As we go East, we see that the Syrian regime is still in denial, using blatant tyranny and contributing to the concerns of some groups that it has turned into minorities. The regime has enshrined fanaticism and factional interests and brought the country to the brink of civil war, while taking advantage of the political geography that puts Syria in an important regional and strategic location. Syria has presented itself as a pawn of Russia, in the belief that we are headed towards a new Cold War. It also subscribes to the regional ambitions of Iran, which needs Syria as a passage to Hezbollah, Iran’s window on the Mediterranean. Finally, we cannot forget the hints of war on the [Syrian] border with Israel, which until now has remained as cold as the snow of Jabal al-Sheikh [the Arabic name for Mount Hermon, which lies on the Syrian-Israeli frontier].
We must note that, although the repression of Syria’s security regime and its ruling family is the most monstrous yet committed, the Syrian people’s resistance is the most courageous, and a source of pride - especially for intellectuals and ex-leftists who want to reverse their frustrations and their view of young people’s standards of freedom and dignity. It is best for the opposition - which is dominated by a liberal civil component - to pay more attention to the pulse of the street, which initially defined the path of the political movement, though at an exorbitant price, made more complicated by regional and international interests.
Finally, we must point out the problem of the Lebanese reality. Lebanon was the only semi-democratic Arab country, whose freedoms and way of life is attractive to the revolutionaries - especially because it has resisted Israel and began its own Lebanese Spring during the Cedar Revolution [in 2005]. This revolution resulted in the ousting of the Syrian army of occupation, following the earth-shaking assassination of Prime Minister Hariri. Although we disagree with Hariri, we have to admit that he contributed to putting Lebanon back on the map following the devastating destruction wrought by numerous wars. However, the Cedar Revolution was not complete, and ended up in sectarian and factional divisions - especially due to conflicts and foreign interventions, and the insistence of the Iranian and Syrian regimes on making Lebanon a primary battlefield [in their struggle] against the West.

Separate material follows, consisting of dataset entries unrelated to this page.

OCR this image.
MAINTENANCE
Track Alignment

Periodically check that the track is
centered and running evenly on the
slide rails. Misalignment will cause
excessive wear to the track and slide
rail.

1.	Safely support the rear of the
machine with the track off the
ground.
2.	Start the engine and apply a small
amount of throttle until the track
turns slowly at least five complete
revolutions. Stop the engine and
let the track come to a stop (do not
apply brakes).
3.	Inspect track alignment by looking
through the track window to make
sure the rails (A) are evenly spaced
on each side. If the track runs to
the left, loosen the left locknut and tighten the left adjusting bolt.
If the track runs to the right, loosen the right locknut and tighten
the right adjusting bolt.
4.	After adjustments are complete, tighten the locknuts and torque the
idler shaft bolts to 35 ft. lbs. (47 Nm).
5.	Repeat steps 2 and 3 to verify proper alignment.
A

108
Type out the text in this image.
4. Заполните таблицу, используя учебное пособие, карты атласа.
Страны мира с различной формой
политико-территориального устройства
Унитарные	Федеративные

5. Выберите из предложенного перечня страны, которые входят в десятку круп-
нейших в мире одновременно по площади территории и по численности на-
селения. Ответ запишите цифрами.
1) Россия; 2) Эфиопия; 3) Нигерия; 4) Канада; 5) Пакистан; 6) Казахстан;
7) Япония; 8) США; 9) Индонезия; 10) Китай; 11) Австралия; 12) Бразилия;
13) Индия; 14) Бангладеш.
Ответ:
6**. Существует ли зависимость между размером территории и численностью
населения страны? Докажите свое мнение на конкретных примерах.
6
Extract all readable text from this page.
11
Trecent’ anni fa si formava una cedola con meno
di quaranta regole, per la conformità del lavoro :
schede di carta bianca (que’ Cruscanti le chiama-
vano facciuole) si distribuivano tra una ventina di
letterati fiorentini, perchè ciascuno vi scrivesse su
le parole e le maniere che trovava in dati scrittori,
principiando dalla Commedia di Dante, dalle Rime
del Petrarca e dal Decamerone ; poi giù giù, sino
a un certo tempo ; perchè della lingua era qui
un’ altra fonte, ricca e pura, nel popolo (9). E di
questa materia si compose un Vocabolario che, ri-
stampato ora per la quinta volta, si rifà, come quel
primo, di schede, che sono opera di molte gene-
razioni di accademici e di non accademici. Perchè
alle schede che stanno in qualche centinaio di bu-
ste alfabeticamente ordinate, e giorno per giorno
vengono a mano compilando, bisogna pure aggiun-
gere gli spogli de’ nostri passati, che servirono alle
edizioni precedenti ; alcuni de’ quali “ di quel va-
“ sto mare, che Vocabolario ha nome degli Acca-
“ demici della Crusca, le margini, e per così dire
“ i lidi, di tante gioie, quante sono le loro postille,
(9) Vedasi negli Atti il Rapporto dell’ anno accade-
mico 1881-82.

In the near future, the Syrian regime will collapse - and the costly and deeply significant consequences will leave the Lebanese people faced with a very critical and dangerous transition, before they will be able to enjoy the fruits of their faltering spring. This time, however, the issues, goals and methods [for realizing the Lebanese Spring] will be significantly different [than they were in 2005]. Perhaps then, it will be the role of the youth to catch up on the process of tremendous change now occurring in the Arab world, which is bound to affect every aspect of society - including sectarian divisions. Lebanon cannot go against the current. This is why we say that the current review of electoral laws resembles a discussion of the sex of angels - in the presence of demons [i.e. a pointless debate while grave threats loom on the horizon].